Jobs bill needs bipartisan push
Americans didn't expect Franklin Roosevelt to end the Great Depression, but they certainly expected him to try.
The same might be said of Barack Obama. Although this isn't a depression, it feels close enough. And although Obama is no Roosevelt, his latest jobs initiative is an encouraging effort to generate growth, however feeble, in a sputtering economy that has left millions of Americans jobless and driven poverty to new heights. Details aside, the president's initiative is especially encouraging as a sign that the nation's leader may at last be laying aside his passivity when faced with hard problems and legislative animosity.
The president's plan, presented with welcome gusto before a joint session of Congress, is hardly radical; more than half the $447-billion cost would be for cutting payroll taxes paid by employers and employees alike, thereby temporarily lowering the cost of hiring and putting more money into the pockets of most people with jobs. The plan also includes a $4,000 tax credit for firms that hire the long-term unemployed, a group that is sadly all too numerous; $90 billion in spending on infrastructure and school modernization; and $35 billion to prevent the layoff of teachers, cops and firefighters. There is a tax break for business investments, an extension of jobless benefits, and help for Americans who want to refinance homes at record-low interest rates.
Let's be realistic: These programs won't catapult the economy back into healthy growth. But they will help millions of Americans while stimulating spending. And they signal to citizens and markets alike that the government isn't just sitting on its hands.

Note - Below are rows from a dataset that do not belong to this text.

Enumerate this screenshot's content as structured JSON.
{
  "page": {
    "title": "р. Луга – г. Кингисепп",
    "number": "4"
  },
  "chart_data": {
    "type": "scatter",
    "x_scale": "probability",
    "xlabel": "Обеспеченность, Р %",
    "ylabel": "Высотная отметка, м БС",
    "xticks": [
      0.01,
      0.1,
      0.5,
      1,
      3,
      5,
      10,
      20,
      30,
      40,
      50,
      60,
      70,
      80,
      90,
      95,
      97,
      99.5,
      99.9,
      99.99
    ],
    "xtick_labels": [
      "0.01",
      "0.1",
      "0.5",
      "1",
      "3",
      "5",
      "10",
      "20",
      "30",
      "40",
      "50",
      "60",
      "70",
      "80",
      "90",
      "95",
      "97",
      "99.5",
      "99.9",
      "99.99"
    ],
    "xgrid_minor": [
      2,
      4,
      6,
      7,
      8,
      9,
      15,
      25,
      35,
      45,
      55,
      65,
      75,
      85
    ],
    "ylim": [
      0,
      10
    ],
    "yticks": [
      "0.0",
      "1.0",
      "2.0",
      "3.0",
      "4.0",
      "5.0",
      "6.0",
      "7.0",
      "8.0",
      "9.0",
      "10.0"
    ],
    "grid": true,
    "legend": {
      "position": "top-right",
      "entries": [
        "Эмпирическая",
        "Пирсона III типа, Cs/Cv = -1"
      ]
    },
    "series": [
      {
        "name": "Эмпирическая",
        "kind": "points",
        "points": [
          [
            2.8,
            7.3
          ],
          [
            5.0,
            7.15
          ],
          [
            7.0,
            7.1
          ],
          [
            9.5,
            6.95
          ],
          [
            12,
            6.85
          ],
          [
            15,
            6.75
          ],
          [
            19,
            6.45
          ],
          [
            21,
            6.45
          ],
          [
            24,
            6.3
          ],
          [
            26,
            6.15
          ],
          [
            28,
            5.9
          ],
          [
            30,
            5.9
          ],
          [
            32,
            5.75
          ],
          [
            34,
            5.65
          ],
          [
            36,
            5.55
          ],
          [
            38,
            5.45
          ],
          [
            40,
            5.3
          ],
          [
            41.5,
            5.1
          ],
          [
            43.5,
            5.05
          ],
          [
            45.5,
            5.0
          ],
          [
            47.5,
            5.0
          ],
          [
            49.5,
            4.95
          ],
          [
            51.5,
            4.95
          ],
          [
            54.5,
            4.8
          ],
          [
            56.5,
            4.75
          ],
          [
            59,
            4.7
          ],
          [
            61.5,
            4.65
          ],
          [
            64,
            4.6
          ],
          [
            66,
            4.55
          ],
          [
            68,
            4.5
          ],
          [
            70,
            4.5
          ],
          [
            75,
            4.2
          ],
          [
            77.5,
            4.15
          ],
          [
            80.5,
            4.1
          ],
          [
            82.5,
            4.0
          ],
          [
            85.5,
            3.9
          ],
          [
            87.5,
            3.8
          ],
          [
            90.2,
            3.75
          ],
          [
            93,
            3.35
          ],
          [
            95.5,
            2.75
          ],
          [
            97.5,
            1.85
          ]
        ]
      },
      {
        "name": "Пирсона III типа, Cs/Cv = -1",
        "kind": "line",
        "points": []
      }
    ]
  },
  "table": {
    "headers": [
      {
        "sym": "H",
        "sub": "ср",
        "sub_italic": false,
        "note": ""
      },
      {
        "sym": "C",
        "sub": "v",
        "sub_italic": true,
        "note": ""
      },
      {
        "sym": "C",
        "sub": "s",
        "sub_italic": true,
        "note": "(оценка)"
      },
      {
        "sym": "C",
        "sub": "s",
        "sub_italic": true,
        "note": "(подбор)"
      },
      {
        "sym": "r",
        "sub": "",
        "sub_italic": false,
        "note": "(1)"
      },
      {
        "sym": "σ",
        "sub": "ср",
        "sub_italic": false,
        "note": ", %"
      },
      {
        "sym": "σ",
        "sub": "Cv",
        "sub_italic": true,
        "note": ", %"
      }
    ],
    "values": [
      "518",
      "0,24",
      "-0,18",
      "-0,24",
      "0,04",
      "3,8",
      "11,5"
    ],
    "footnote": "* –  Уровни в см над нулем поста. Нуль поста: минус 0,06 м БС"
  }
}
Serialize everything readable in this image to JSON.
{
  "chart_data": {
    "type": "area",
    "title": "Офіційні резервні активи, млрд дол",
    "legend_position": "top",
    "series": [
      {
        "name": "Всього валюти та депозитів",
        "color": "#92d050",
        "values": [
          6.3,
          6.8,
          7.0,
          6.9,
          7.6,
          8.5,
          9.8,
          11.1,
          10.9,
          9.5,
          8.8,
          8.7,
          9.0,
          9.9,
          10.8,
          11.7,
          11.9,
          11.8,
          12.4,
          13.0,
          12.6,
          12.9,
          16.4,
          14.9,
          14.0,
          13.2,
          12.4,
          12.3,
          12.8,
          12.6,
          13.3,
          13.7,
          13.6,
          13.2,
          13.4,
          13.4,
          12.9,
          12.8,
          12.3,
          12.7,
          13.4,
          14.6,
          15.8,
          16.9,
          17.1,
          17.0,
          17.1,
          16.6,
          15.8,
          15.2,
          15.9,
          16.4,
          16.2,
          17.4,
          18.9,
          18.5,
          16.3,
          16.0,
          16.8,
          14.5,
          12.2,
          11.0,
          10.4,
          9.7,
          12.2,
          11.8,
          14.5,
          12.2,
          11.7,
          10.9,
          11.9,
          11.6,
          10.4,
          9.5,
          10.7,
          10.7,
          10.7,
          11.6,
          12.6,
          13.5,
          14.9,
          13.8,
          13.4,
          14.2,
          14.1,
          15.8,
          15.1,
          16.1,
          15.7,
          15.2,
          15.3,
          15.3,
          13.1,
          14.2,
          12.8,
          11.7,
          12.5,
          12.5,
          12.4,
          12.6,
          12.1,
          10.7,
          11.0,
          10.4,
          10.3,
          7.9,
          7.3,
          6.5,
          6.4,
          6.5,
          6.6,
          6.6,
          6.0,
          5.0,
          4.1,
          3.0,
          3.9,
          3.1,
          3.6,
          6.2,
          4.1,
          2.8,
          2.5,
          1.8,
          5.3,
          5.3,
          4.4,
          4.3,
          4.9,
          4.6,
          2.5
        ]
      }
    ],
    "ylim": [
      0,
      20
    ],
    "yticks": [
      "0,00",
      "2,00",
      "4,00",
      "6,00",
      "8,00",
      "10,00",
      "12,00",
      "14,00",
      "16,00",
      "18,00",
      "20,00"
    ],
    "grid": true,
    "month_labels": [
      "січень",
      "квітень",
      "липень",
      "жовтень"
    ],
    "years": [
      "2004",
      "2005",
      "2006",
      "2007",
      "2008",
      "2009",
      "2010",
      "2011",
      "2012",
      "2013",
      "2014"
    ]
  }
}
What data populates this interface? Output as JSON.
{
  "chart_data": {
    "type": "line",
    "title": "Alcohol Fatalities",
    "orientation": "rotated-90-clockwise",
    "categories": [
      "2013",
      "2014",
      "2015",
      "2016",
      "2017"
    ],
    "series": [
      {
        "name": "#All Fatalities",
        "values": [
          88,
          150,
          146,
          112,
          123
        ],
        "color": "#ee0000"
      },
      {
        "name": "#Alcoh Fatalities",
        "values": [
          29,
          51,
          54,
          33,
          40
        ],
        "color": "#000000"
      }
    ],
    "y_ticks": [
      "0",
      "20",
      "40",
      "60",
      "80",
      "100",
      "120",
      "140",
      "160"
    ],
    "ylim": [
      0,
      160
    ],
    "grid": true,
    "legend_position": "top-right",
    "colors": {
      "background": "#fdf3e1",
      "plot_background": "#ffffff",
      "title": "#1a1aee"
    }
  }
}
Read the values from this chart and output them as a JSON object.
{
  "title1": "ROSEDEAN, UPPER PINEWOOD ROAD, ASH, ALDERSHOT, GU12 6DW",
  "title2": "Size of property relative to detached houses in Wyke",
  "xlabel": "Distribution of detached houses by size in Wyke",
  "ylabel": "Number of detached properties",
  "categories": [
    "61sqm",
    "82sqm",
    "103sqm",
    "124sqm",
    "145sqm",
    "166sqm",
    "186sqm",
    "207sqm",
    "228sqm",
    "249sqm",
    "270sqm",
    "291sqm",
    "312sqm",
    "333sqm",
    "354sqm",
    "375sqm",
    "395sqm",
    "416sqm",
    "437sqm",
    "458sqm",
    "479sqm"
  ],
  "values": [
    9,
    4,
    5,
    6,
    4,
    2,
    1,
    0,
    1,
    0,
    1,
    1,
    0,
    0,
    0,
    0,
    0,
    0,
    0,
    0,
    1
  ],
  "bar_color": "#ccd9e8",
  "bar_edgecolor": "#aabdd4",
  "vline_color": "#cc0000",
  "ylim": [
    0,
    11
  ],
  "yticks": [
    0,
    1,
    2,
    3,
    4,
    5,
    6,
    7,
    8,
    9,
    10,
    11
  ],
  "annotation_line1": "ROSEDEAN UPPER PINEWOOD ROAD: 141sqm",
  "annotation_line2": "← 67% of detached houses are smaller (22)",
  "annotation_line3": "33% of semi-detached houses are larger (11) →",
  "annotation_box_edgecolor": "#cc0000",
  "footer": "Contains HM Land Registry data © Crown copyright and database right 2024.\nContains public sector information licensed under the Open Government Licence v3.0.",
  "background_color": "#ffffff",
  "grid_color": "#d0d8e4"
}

The question, of course, is how to pay for all this. The president proposes to do so in part by rolling back some tax breaks enjoyed by oil and gas companies and high-earners. Profit-based compensation known as "carried interest," for example, would be treated as regular income, resulting in higher taxes for hedge fund managers and the like.
House Republicans won't like all this, but the important thing is that they seriously engage the plan and work out a deal before the economy goes off a cliff. The level of suffering -- and the peril at the polls -- is too great for reflexive intransigence. Ideally the GOP will counter with a proposal for a larger bargain that could be hashed out by the so-called supercommittee, a bipartisan congressional panel that has until Nov. 23 to recommend $1.5 trillion in deficit reduction. A grand scheme for a larger long-term reduction should include lower income tax rates; an end to deductions and loopholes that fail every reasonable test of fairness and good sense; and sensible adjustments to entitlement programs so that future generations can enjoy Social Security and health care without driving the nation into bankruptcy.
Such a deal could produce both the short-term stimulus that the president rightly desires, and the longer-term reforms that are crucial to rein in deficits and set the stage for future economic growth. These reforms should warm the heart of any fiscal conservative, including the most ardent ones in the House. That Obama might just go along with such a deal is no reason for Republicans to reject it.